You'd have thought I was a reluctant surgical intern. Rotary cutter, please. Aaaaaaggggggghhhhhhhh! It was painful, but with grim determination on my part, each of these three beautiful pieces was cut mercilessly into strips.

And the first audition wasn't bad at all...I liked it.

But on second thought, something was a bit too predominant for me...the orange. If this was to be a landscape background, it would probably have to be a forest fire.

So another 1/2-yard piece was pulled from the stash--the middle piece in the photo at right (fabric washed but not yet ironed). My thinking was that the strips on the design wall above needed some green to cool them down, and maybe some more gold to level things out. And there was blue in it, to top it off.

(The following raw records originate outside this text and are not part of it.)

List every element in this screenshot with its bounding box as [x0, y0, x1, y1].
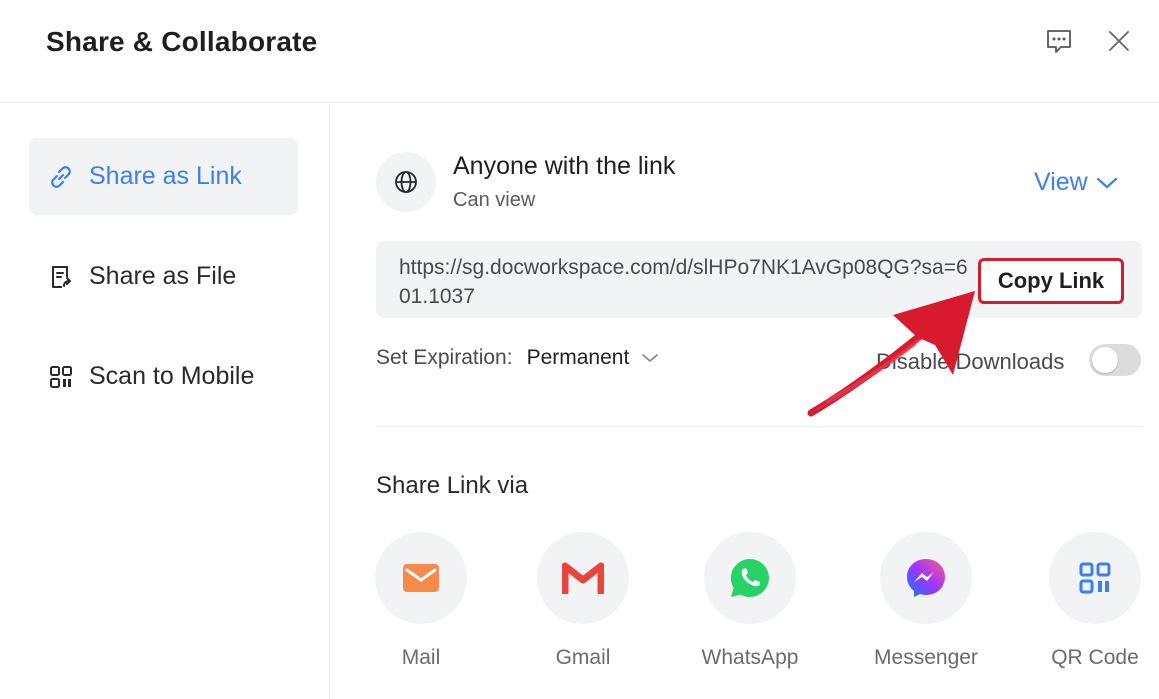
- chevron-down-icon: [1096, 177, 1117, 188]
- share-option-label: Messenger: [874, 646, 978, 669]
- qr-code-icon: [47, 363, 75, 391]
- sidebar-item-scan-to-mobile[interactable]: Scan to Mobile: [29, 338, 298, 415]
- share-option-mail[interactable]: Mail: [361, 532, 481, 670]
- dialog-title: Share & Collaborate: [46, 26, 318, 57]
- globe-icon: [376, 152, 436, 212]
- disable-downloads-toggle[interactable]: [1089, 344, 1141, 376]
- copy-link-button[interactable]: Copy Link: [978, 258, 1124, 304]
- feedback-button[interactable]: [1042, 24, 1076, 58]
- share-option-label: Mail: [401, 646, 441, 669]
- dialog-header: Share & Collaborate: [0, 0, 1159, 103]
- share-option-label: QR Code: [1051, 646, 1139, 669]
- share-option-qr-code[interactable]: QR Code: [1035, 532, 1155, 670]
- access-subtitle: Can view: [453, 189, 536, 211]
- share-option-label: WhatsApp: [701, 646, 799, 669]
- gmail-icon: [537, 532, 629, 624]
- sidebar-item-label: Share as File: [89, 262, 237, 290]
- feedback-icon: [1047, 30, 1071, 53]
- sidebar: Share as Link Share as File Scan to Mobi…: [0, 104, 330, 699]
- permission-value: View: [1034, 168, 1088, 196]
- share-option-label: Gmail: [555, 646, 611, 669]
- share-via-title: Share Link via: [376, 472, 529, 499]
- share-option-whatsapp[interactable]: WhatsApp: [690, 532, 810, 670]
- share-option-messenger[interactable]: Messenger: [866, 532, 986, 670]
- share-option-gmail[interactable]: Gmail: [523, 532, 643, 670]
- toggle-knob: [1092, 347, 1118, 373]
- disable-downloads-label: Disable Downloads: [876, 349, 1065, 374]
- chevron-down-icon: [642, 354, 659, 362]
- qr-code-icon: [1049, 532, 1141, 624]
- close-button[interactable]: [1102, 24, 1136, 58]
- sidebar-item-share-as-link[interactable]: Share as Link: [29, 138, 298, 215]
- whatsapp-icon: [704, 532, 796, 624]
- share-link-panel: Anyone with the link Can view View https…: [331, 104, 1159, 699]
- expiration-value: Permanent: [526, 346, 630, 369]
- expiration-label: Set Expiration:: [376, 346, 513, 369]
- permission-dropdown[interactable]: View: [1034, 168, 1118, 197]
- sidebar-item-label: Scan to Mobile: [89, 362, 255, 390]
- link-field[interactable]: https://sg.docworkspace.com/d/slHPo7NK1A…: [376, 241, 1142, 318]
- expiration-dropdown[interactable]: Set Expiration: Permanent: [376, 346, 659, 370]
- messenger-icon: [880, 532, 972, 624]
- sidebar-item-share-as-file[interactable]: Share as File: [29, 238, 298, 315]
- mail-icon: [375, 532, 467, 624]
- share-url[interactable]: https://sg.docworkspace.com/d/slHPo7NK1A…: [399, 253, 979, 311]
- link-icon: [47, 163, 75, 191]
- close-icon: [1109, 31, 1129, 51]
- divider: [376, 426, 1142, 427]
- file-share-icon: [47, 263, 75, 291]
- sidebar-item-label: Share as Link: [89, 162, 242, 190]
- access-title: Anyone with the link: [453, 152, 676, 180]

After rearranging the strips a few times, I really liked what I saw and went on and sewed them together so there would no longer be any question about it. Moving forward!

I still didn't know what was going to happen with this, but had long ago learned to trust the muse and the process. So, no worries. One element did keep popping into mind--a particular flower, large-scale, against this background. And later, when my son took a look at the background and said he could imagine an autumn scene there, I was off and running. More to show next week, hopefully.

The photo at left was taken totally by accident; the button was pressed unintentionally while the camera was in motion. I'm glad it happened, because it turned out pretty cool.

Have a great weekend!



  1. Linda, that last photo gave me an inspiration. I'd turn it so that the orange was on top and plan an Alaskan landscape with cabin, snow, moose and trees under the Aurora Borialis. Look forward to what you do with this.

    1. Angie, that's what I LOVE about these quilting blogs...we never know how differently someone else will perceive an image or how they will be inspired, in a different direction, by what we're doing. And yes, I totally get what you're seeing in that photo, but it had never occurred to me until you said it. So cool.

  2. Although I do the same thing- holding on to the really good fabric. I'm so glad you used it and it is lovely . Let the fabric do the work and yes that last photo is awesome! I'm thinking the great wizard behind that emerald city curtain

    1. Ha, see, there's yet another cool interpretation!! Love it, Carol.